By the time the lawsuit against the department settled less than five months later, in May 2017, Wallace had transition­ed to work for the newly elected senator as a senior adviser in her Sacramento office.

“We were unaware of this issue and take accusation­s of harassment extremely seriously. This evening, Mr. Wallace offered his resignatio­n to the senator and she accepted it,” Harris spokeswoma­n Lily Adams wrote in an email.

Wallace did not return a call to his office seeking comment.

In her lawsuit against the Department of Justice, Danielle Hartley said she was recruited to be Wallace’s assistant during a 2011 restructur­ing of the Division of Law Enforcemen­t. Wallace, a former Oakland police detective who previously worked under Harris when she was the district attorney of San Francisco, had been appointed director earlier that year.

During an unspecifie­d period, the lawsuit states, “Hartley had concerns she was being harassed and demeaned due to her gender.”

According to the lawsuit, Wallace placed his printer on the floor underneath his desk and ordered Hartley to replace the paper or ink on a daily basis. When she asked to move the printer to another location so she would not have to crawl under desk in dresses and skirts, the lawsuit states, Wallace refused. Wallace frequently asked Hartley to put paper in the printer while he was sitting at his desk or in front of other male executives from the division, according to the lawsuit.

Hartley also complained in the lawsuit that Wallace took away her “meaningful tasks” and put her in charge of running personal errands instead, including booking flights for Wallace’s children and washing and performing maintenanc­e on his car. When she would return from these assignment­s, the lawsuit states, “co-workers would make hostile comments to her including, ‘Are you walking the walk of shame?’”
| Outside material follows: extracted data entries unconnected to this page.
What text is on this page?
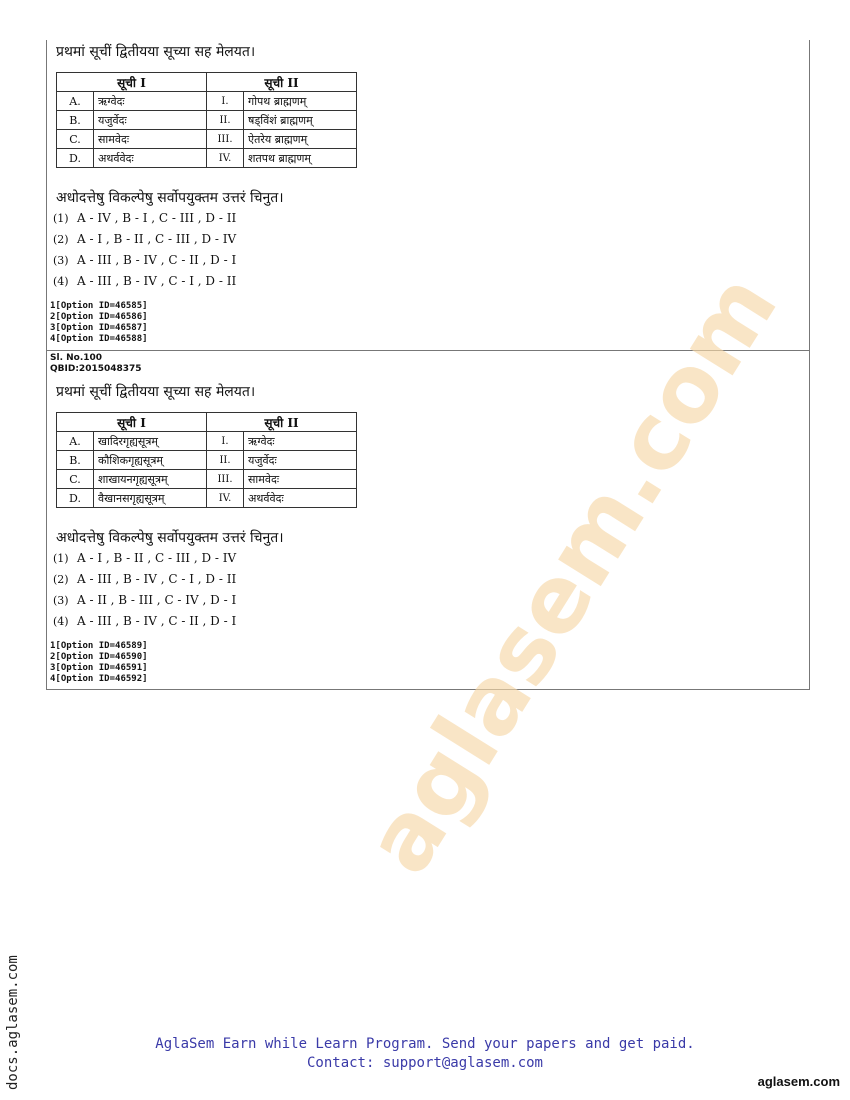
प्रथमां सूचीं द्वितीयया सूच्या सह मेलयत।
सूची I		सूची II	
A.	ऋग्वेदः	I.	गोपथ ब्राह्मणम्
B.	यजुर्वेदः	II.	षड्विंशं ब्राह्मणम्
C.	सामवेदः	III.	ऐतरेय ब्राह्मणम्
D.	अथर्ववेदः	IV.	शतपथ ब्राह्मणम्
अधोदत्तेषु विकल्पेषु सर्वोपयुक्तम उत्तरं चिनुत।
(1) A - IV , B - I , C - III , D - II
(2) A - I , B - II , C - III , D - IV
(3) A - III , B - IV , C - II , D - I
(4) A - III , B - IV , C - I , D - II
1[Option ID=46585]
2[Option ID=46586]
3[Option ID=46587]
4[Option ID=46588]
Sl. No.100
QBID:2015048375
प्रथमां सूचीं द्वितीयया सूच्या सह मेलयत।
सूची I		सूची II	
A.	खादिरगृह्यसूत्रम्	I.	ऋग्वेदः
B.	कौशिकगृह्यसूत्रम्	II.	यजुर्वेदः
C.	शाखायनगृह्यसूत्रम्	III.	सामवेदः
D.	वैखानसगृह्यसूत्रम्	IV.	अथर्ववेदः
अधोदत्तेषु विकल्पेषु सर्वोपयुक्तम उत्तरं चिनुत।
(1) A - I , B - II , C - III , D - IV
(2) A - III , B - IV , C - I , D - II
(3) A - II , B - III , C - IV , D - I
(4) A - III , B - IV , C - II , D - I
1[Option ID=46589]
2[Option ID=46590]
3[Option ID=46591]
4[Option ID=46592] aglasem.com
AglaSem Earn while Learn Program. Send your papers and get paid.
Contact: support@aglasem.com
docs.aglasem.com	aglasem.com
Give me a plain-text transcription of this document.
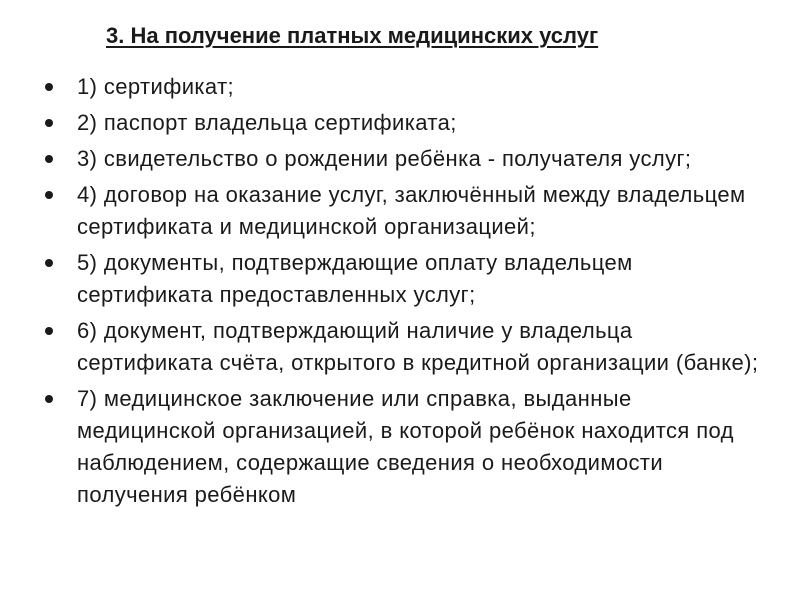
3. На получение платных медицинских услуг
1) сертификат;
2) паспорт владельца сертификата;
3) свидетельство о рождении ребёнка - получателя услуг;
4) договор на оказание услуг, заключённый между владельцем сертификата и медицинской организацией;
5) документы, подтверждающие оплату владельцем сертификата предоставленных услуг;
6) документ, подтверждающий наличие у владельца сертификата счёта, открытого в кредитной организации (банке);
7) медицинское заключение или справка, выданные медицинской организацией, в которой ребёнок находится под наблюдением, содержащие сведения о необходимости получения ребёнком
According to the lawsuit, Hartley eventually informed her supervisor, Shannon Patterson, of the harassment and asked for help. “Hartley observed Patterson enter Wallace’s office and met with him behind closed doors,” the lawsuit states, but after that, she began to experience retaliatio­n.

The lawsuit describes that Hartley was “set up to fail,” micromanag­ed by Patterson, investigat­ed by internal affairs on a “fabricated charge” for which she was never informed of the outcome, and “told she should quit her job and seek employment elsewhere.”

Patterson did not return a message requesting comment.